El rompecabeza de Pizzi

El técnico no tiene todavía claro cómo reemplazará a Vidal. Por ahora son dos los candidatos para ocupar un lugar en el mediocampo: Erick Pulgar y Felipe Gutiérrez. El Leverkusen avisa de que hacer jugar a Aránguiz sería irresponsable.

Desde el momento en que Arturo Vidal recibió la tarjeta amarilla ante Ecuador, que lo dejaba automáticamente suspendido para el partido de mañana ante Brasil, Juan Antonio Pizzi sabía que tenía por delante una de las decisiones más complejas: cómo armar un mediocampo sin el Rey, Charles Aránguiz y el exiliado Marcelo Díaz. Por primera vez, después de 49 partidos oficiales, la Roja no contaría con los tres motores de la generación dorada. Y justo en el partido que podría sellar la suerte de la Selección en su camino a Rusia. Para bien o para mal.

Pizzi insistió hasta el cansancio, cuando se le consultó por la ausencia de Marcelo Díaz en la convocatoria, que contaba con los hombres indicados dentro de la nómina para llevar a cabo su idea futbolística en los dos últimos partidos. Lo que no imaginaba es que para el último juego no iba a tener a disposición a sus tres habituales titulares (Aránguiz ha viajado, pero no está bien; el propo Leverkusen avisó ayer de que hacerlo jugar sería una irresponsabilidad grave). Ahora, obligado por las circunstancias, Macanudo debe definir el dibujo del mediocampo con al menos un futbolista que poco y nada tiene de experiencia en estos partidos.

Volverá a alinear en la zona de volantes a Silva, Hernández y Valdivia, pero resta conocer el último hombre de ese cuadrado habitual que suele utilizar Pizzi en el medioterreno en partidos de alto riesgo. Así fue por ejemplo en la Confederaciones, cuando incrustó al tucumano en el triángulo conformado por Díaz, Aránguiz y Vidal, sacando uno de los habituales extremos. Ahora, de acuerdo a la planificación que tenía el cuerpo técnico para este duelo, la inclusión de un cuarto mediocampista es segura. Y ahí es donde comienza la duda del entrenador.

El tema es que el abanico con que cuenta el técnico incluye en su mayoría a jugadores que no tienen mayor experiencia en este tipo de partidos. Sobre todo definitorios a nivel de selección adulta. Y ni hablar si está en juego la clasificación a un Mundial. Además, que Pizzi no es muy amigo de las revoluciones tácticas entre partidos.

En ese sentido, si Macanudo tuviese que inclinarse por un jugador con cierto recorrido en la Roja, Felipe Gutiérrez corre con ventaja. Aunque en el último tiempo prácticamente no vio minutos, salvo ante Ecuador, el futbolista del Inter de Porto Alegre fue sumamente importante en la etapa mundialista de Sampaoli. De hecho fue bautizado como el jugador número 12 por su polifuncionalidad. Claro, en ese momento su presente físico y futbolístico era distinto. Eso sí, sus características le permiten cumplir y desempeñar diversas funciones en la zona de volantes, un punto fundamental por cómo quiere enfrentar Pizzi el partido. El entrenador quiere un equipo protagonista, que intente tener el dominio del balón y para ellos el hombre formado en la UC le asegura posesión y buen destino de pase.

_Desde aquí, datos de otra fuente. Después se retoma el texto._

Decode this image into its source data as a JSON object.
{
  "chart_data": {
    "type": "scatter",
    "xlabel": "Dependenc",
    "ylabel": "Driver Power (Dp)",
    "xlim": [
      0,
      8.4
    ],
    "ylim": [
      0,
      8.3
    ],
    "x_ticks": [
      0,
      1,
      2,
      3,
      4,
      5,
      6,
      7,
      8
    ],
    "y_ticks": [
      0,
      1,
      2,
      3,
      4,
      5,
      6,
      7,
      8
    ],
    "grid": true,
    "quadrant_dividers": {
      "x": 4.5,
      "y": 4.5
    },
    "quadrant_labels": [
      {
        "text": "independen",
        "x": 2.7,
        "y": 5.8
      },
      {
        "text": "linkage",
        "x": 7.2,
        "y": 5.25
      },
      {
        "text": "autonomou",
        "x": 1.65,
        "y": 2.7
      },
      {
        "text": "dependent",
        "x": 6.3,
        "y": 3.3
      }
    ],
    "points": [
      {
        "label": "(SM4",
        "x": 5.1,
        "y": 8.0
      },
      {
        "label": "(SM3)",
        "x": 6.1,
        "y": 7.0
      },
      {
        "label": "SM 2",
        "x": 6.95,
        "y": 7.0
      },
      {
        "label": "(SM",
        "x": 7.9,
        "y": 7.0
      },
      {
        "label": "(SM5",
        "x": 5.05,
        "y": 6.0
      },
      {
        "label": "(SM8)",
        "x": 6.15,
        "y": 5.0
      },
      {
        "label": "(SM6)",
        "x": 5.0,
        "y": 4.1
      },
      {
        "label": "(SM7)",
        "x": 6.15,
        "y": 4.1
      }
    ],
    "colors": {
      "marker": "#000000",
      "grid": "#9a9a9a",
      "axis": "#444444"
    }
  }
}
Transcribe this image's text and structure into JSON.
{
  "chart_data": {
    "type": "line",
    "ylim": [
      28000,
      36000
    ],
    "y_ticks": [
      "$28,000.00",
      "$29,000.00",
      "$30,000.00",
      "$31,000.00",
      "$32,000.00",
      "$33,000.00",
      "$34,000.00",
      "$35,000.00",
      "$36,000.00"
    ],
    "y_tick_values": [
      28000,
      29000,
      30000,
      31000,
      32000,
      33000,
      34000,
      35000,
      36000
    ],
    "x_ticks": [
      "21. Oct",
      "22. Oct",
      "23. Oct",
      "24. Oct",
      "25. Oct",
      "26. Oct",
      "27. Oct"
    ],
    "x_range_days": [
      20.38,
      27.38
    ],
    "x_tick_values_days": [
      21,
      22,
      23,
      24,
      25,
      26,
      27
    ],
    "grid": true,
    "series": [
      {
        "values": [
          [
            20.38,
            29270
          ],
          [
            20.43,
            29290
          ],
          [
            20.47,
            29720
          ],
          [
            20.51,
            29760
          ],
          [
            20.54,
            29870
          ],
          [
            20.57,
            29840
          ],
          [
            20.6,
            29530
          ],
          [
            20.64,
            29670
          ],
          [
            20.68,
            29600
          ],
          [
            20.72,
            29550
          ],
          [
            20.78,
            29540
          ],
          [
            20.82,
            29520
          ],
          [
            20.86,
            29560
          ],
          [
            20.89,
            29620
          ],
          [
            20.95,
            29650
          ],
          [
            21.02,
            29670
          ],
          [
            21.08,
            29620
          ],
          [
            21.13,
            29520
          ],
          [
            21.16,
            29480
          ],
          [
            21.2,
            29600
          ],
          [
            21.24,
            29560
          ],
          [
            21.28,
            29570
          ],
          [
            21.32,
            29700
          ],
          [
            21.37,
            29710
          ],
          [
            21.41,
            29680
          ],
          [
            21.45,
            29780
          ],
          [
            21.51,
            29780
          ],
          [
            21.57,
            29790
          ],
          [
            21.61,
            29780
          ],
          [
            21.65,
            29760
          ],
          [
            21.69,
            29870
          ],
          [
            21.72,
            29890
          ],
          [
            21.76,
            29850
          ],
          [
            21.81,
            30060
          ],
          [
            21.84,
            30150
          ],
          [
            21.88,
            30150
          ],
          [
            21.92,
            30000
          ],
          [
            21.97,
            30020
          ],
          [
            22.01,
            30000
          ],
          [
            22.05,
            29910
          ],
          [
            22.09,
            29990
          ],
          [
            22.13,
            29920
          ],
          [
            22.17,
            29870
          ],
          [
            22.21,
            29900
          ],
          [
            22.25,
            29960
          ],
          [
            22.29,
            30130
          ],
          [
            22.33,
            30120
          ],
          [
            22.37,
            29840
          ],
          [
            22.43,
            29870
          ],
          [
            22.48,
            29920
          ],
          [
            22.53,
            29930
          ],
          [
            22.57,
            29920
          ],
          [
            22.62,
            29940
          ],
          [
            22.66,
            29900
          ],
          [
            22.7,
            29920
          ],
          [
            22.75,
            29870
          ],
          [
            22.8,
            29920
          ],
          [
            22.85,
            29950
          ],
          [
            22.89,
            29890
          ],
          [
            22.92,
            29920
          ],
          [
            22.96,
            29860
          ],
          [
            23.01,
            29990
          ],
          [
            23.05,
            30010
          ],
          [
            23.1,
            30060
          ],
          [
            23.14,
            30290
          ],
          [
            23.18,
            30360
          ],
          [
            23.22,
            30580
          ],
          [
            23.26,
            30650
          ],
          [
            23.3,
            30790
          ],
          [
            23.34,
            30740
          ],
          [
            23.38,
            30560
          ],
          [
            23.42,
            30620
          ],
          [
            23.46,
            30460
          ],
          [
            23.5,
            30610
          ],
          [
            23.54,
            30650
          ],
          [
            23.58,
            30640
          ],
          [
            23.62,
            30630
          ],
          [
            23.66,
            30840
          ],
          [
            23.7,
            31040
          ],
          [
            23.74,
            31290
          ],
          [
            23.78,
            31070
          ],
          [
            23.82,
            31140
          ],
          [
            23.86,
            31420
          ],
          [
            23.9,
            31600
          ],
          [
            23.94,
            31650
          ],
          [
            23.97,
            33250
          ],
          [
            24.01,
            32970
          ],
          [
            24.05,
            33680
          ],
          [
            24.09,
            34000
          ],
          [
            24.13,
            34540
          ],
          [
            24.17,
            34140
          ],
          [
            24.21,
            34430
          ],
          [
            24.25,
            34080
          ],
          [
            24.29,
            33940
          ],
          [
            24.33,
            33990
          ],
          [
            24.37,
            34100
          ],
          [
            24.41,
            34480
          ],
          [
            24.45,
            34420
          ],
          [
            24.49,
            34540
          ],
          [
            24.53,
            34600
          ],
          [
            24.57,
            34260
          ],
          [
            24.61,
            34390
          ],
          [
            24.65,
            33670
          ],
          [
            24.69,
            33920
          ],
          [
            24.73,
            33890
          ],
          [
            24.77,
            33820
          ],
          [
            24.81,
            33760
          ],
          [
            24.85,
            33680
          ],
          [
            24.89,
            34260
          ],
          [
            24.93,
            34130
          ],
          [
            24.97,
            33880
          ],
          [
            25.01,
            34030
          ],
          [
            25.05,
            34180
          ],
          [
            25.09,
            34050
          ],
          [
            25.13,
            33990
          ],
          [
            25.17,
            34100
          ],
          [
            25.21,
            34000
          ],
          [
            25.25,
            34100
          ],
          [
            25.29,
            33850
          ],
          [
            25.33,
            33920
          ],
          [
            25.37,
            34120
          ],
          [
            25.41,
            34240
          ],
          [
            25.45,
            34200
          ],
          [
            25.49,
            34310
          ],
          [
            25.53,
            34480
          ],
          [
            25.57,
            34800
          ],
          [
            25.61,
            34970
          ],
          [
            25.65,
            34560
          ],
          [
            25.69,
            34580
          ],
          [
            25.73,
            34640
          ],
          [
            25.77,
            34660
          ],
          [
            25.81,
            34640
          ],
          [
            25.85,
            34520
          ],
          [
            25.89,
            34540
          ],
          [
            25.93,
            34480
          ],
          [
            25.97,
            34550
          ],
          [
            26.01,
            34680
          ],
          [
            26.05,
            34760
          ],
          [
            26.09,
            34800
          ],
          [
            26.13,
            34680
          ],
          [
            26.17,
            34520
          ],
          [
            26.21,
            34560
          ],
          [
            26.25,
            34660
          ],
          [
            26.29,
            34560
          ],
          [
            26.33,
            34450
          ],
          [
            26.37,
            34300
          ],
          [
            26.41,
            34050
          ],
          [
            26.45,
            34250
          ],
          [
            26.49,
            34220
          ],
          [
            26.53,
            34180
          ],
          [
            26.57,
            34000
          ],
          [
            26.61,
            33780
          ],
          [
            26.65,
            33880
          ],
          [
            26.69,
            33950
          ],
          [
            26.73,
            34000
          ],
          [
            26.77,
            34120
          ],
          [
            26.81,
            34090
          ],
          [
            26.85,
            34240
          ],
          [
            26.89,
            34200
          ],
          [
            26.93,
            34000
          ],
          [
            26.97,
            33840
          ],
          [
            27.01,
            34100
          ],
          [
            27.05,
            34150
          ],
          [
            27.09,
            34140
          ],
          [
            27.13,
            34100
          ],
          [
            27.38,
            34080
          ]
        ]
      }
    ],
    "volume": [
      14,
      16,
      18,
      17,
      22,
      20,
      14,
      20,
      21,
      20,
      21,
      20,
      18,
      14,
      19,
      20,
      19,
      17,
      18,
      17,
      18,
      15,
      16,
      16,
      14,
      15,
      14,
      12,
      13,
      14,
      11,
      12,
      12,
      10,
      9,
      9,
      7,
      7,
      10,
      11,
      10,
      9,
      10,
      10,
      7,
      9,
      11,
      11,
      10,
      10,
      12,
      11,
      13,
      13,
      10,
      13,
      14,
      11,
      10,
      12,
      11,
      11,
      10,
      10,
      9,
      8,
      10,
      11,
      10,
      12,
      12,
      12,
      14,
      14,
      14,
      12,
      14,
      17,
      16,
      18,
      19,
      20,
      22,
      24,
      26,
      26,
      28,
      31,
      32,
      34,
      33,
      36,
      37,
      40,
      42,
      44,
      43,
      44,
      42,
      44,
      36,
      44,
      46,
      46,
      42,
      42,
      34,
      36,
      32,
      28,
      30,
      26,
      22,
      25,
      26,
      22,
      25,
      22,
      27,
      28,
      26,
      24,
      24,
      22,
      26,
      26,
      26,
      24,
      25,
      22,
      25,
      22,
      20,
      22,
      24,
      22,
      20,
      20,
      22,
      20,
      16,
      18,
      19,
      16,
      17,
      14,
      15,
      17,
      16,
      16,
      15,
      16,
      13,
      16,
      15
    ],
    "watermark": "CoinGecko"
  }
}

El otro candidato para suceder a Vidal es el jugador del Bologna de Italia, Erick Pulgar. El ex Antofagasta y UC, tiene unas características distintas a las de Gutiérrez. Y ni hablar a las del Rey Arturo. Su posición habitual en el Calcio es de volante central, algo muy parecido a la función que desempeña Silva. En caso de ser el elegido, el Gato se recostaría sobre la derecha y Hernández quedaría como un interior izquierdo, haciendo un dibujo parecido al que mostró Chile en La Paz. Valdivia quedaría absolutamente libre, acompañando a los delanteros.

Para Pizzi existe una preocupación, además de la conformación del mediocampo. Y tiene que ver con la respuesta física del equipo en el segundo tiempo. Ante Ecuador, el equipo bajó muchísimo después de los 60 minutos, sobre todo cuando Valdivia y Hernández sintieron el peso del partido. Una situación que ante Brasil puede resultar devastadora, viendo la potencia del mediocampo del Scratch. Por ello, la inclusión de Pulgar sobrevuela en la cabeza del entrenador para pelear el partido los 90 minutos.

Habrá que ver cuál será la decisión final de Pizzi. El técnico jamás imaginó que en el partido más importante de las Eliminatorias tendría que pensar cómo reemplazar a Vidal. Ahora, con las cartas sobre la mesa, sabe que no puede equivocarse. Sería fatal para la Roja. Y también para su futuro en el banquillo.